Sandra M. Gilbert - O que há

Salvo engano, a poetisa está saturada com tantas palavras a descreverem o que quer que seja, em especial as formações da natureza: o céu, a praia, as focas, os minúsculos frutos que encetam percursos pelo ar, arrastados pelo vento. Com tanto discurso, verborragia, palavrório, o que haveria mais a dizer que, de fato, por sua singularidade, valeria a pena ser registrado?

Sugere-se o silêncio e a contemplação devota de tudo o que nos cerca, talvez até com mais eloquência do que qualquer tentativa de pormenorizar os sentimentos que nos vão na alma, intraduzíveis a quem esteja a nos escutar a fala. Não o solipsismo, mas a parcela da individualidade intransponível e incognoscível ao outro.

J.A.R. – H.C.

Sandra M. Gilbert
(n. 1936)

What’s there

to write about but the daily
walk to the beach, the look at the sky, the seals,
the black mass of the cypresses, the rocks –

and even there, in the landscape,
what’s to say?
A gust of nearly microscopic fruit flies

from the harvest down the road
fills the house with dancing others who
swim in my wine, skitter and skate

at the edge of everything:
why bother to write that down?
What else is new? What else is there to say?

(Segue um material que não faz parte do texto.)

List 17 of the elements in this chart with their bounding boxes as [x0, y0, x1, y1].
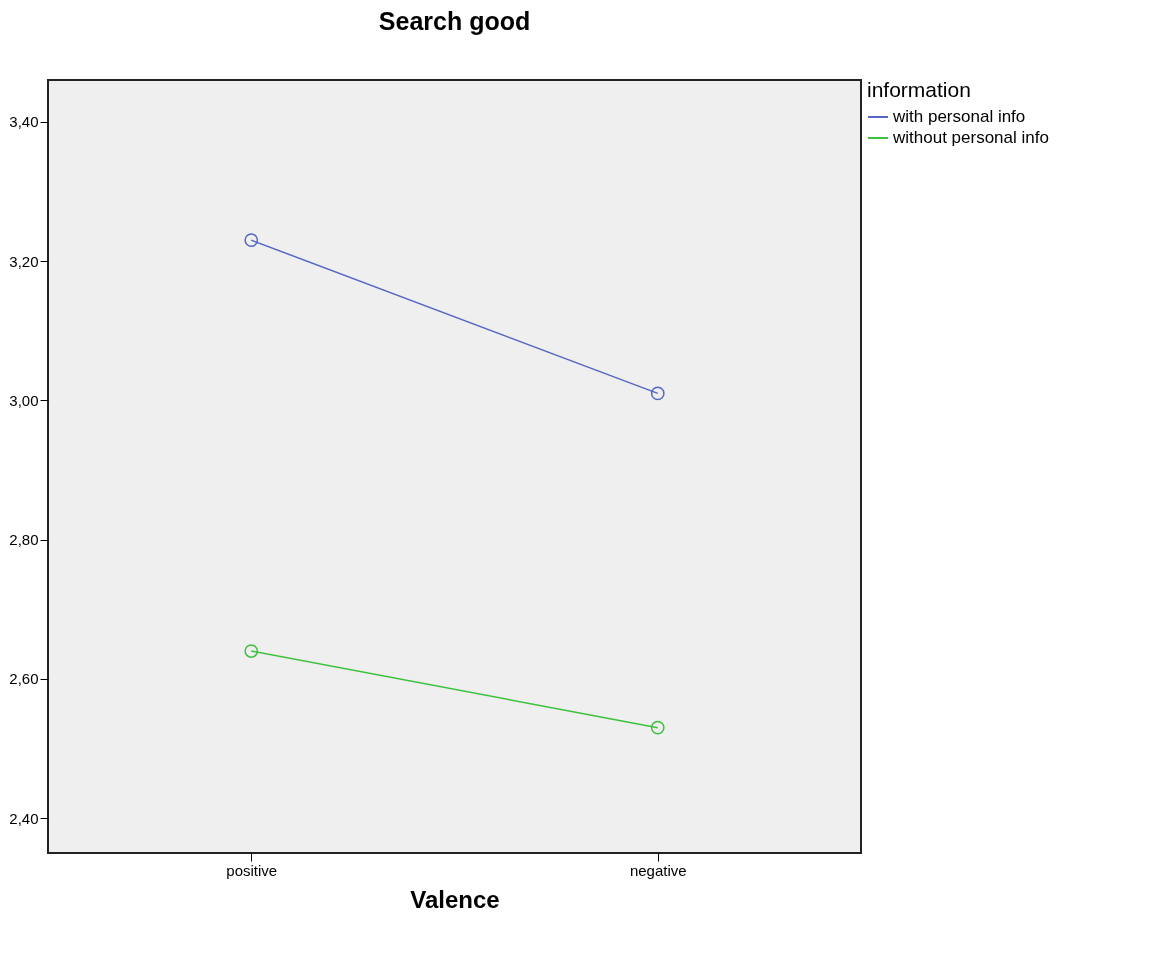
y-tick-label: 3,00 — [9, 391, 39, 409]
point — [650, 720, 665, 735]
legend-label: without personal info — [892, 128, 1049, 147]
y-tick-label: 3,20 — [9, 252, 39, 270]
y-tick-label: 3,40 — [9, 113, 39, 131]
y-tick-label: 2,60 — [9, 670, 39, 688]
point — [244, 644, 259, 658]
y-tick-label: 2,40 — [9, 809, 39, 827]
legend-label: with personal info — [892, 107, 1026, 126]
x-tick-label: negative — [629, 861, 687, 879]
legend-title: information — [867, 78, 971, 101]
point — [244, 233, 259, 248]
point — [650, 386, 665, 401]
x-tick-label: positive — [226, 861, 278, 879]
chart-title: Search good — [378, 7, 531, 35]
x-axis-title: Valence — [410, 885, 500, 913]
y-tick-label: 2,80 — [9, 531, 39, 549]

Let go of this leaky pen is what I say.
Wipe your hands on your apron.
Stand in the doorway. Turn off the oven.

Regard the moon.

Campo de Trigo com Ciprestes
(Vincent van Gogh: pintor holandês)

O que há

a escrever senão sobre a diária
caminhada até a praia, o olhar para o céu, as focas,
a massa negra dos ciprestes, as rochas –

e mesmo acolá, na paisagem, o que há a dizer?

Uma rajada de frutos quase microscópicos desprende-se

da colheita pela estrada,
enche a casa com outros dançantes que
flutuam em meu vinho, deslizam e patinam

à beira de tudo:
por que preocupar-se em escrever sobre isso?
O que mais há de novo? O que mais há a dizer?

Largue essa caneta porosa é o que digo.
Limpe suas mãos no avental.
Ponha-se em pé à soleira da porta. Desligue o forno.

Contemple a lua.

Referência:

GILBERT, Sandra M. What’s there. In: __________. Aftermath: poems. 1st ed. New York, NY: W. W. Norton & Company, 2011. p. 115.